I'd go with Mom or Betty if you're friendly, Mrs. Smith if you don't know her well or if she seems especially proper.

If I were added to the BIL's Facebook, I'd expect to be under friends rather than family.
posted by Serene Empress Dork at 7:23 AM on January 11, 2012


The only weird thing about this is that she marked him as a relative on facebook. Doesn't she have to have already chosen some checkbox to say what kind of relative she's marking him? If there's a fill-in-the-blank option, write "in-law" or simply "relative". If you have to choose something that's already there, there's no good option. What if he sent her a Facebook note that said
Hi Rachel (or whatever he calls her),
I see you added me as your relative. I didn't see a box for "brother-in-law's mother" so I assume there isn't a "son's brother-in-law" either - I hope you put me down as your grandfather, that'll really confuse them. Should I call you my niece, my son, or my aunt? If "aunt" makes sense to you I'll go with it.
(normal signoff, e.g. "smooches,")
(husband)

If your question is about life in general, how he could/should refer to her when he mentions to a coworker that Rachel gave him a sweater for Christmas, then there's no one-size-fits-all answer. FWIW, I find "sister's mother-in-law" to be a clearer relationship than "brother-in-law's mother" because it clarifies between my husband's brother's mother and my sister's husband's mother, a distinction that might be important to a friend of my husband.

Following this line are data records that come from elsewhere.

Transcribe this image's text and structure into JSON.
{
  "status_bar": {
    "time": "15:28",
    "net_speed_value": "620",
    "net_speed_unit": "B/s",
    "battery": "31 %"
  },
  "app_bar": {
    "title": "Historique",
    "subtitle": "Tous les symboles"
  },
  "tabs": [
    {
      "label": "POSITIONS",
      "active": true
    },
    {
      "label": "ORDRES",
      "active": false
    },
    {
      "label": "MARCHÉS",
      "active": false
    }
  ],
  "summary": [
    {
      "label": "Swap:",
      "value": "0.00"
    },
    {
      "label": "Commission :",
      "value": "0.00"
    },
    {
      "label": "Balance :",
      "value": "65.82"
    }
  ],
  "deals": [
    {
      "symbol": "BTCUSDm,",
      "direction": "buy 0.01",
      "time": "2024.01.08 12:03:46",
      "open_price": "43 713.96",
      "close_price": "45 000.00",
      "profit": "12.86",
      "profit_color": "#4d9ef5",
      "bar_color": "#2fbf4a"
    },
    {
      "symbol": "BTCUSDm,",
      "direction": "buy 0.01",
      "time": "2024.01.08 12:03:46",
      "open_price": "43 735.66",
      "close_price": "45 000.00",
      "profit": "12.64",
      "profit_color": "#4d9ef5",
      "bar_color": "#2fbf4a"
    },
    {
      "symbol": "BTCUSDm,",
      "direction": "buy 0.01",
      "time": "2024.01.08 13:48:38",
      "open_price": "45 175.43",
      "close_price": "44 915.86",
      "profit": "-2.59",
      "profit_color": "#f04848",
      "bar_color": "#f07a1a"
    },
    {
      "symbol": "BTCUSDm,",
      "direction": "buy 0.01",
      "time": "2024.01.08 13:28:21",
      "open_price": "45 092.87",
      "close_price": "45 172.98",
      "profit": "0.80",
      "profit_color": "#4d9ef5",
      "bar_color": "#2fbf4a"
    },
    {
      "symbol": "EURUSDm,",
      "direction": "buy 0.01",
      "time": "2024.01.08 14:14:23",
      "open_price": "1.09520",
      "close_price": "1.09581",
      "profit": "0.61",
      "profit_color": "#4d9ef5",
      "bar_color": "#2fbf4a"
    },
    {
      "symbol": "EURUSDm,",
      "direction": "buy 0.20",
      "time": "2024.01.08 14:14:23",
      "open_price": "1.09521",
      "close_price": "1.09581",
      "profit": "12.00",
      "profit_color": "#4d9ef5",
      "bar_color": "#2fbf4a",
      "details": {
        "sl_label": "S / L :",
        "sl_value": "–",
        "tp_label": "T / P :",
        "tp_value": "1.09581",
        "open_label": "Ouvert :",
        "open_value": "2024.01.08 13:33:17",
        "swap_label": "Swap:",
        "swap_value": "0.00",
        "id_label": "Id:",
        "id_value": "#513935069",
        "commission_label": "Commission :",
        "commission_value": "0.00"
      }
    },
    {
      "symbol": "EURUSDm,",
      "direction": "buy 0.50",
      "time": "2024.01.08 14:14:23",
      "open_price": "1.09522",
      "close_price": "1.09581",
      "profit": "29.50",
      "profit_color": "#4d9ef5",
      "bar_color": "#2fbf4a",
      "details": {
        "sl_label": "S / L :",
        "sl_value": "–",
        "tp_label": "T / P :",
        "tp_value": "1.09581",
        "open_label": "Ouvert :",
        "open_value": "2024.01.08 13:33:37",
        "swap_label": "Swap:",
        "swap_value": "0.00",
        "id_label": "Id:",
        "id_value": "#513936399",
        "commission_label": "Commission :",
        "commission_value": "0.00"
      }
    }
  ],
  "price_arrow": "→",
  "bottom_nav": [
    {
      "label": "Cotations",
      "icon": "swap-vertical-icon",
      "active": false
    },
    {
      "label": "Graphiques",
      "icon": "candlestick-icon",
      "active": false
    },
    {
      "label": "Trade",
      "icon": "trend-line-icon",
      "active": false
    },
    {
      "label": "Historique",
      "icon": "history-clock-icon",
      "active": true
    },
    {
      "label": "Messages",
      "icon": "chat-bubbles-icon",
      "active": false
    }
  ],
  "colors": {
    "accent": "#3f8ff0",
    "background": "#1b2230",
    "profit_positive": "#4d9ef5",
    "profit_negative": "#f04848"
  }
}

About the "aunt" thing: "aunt" won't convey anything except false information, unless he's calling her a kind of cutesy "Auntie Rachel" AND it's a culture where that's pretty normal. Don't try to take it literally, it's a call name, not a relation. Even though I had a neighbor who I called Aunt Matty (as a kid in the American South) I would never have said "Mathilda Doe is my aunt", because that's not true. I might have said "Aunt Matty lives across the street".
posted by aimedwander at 8:54 AM on January 11, 2012


Well, my sister married a guy who has our last name. And since we don't really have much to do with them, we just refer to them as "the [place they live] [Surnames]." I would never add any of them on Facebook, as I'm not even connected to my brother-in-law on Facebook, and never will be.
posted by jph at 9:52 AM on January 11, 2012


This is your husband's sister's husband, yes? And it's your husband who feels close his brother-in-law's mother, yes? She is his "other mother". At least, that's what I call my mother's best friend whom I am close to as well. BUT since Facebook doesn't allow "other mother" I would add her as an Aunt only because she added him as a relative.

My "other mother" doesn't have a Facebook account, but if she did I would add her as a friend to avoid any confusion.

I like scody's "aunt-in-law once removed" for use in conversation.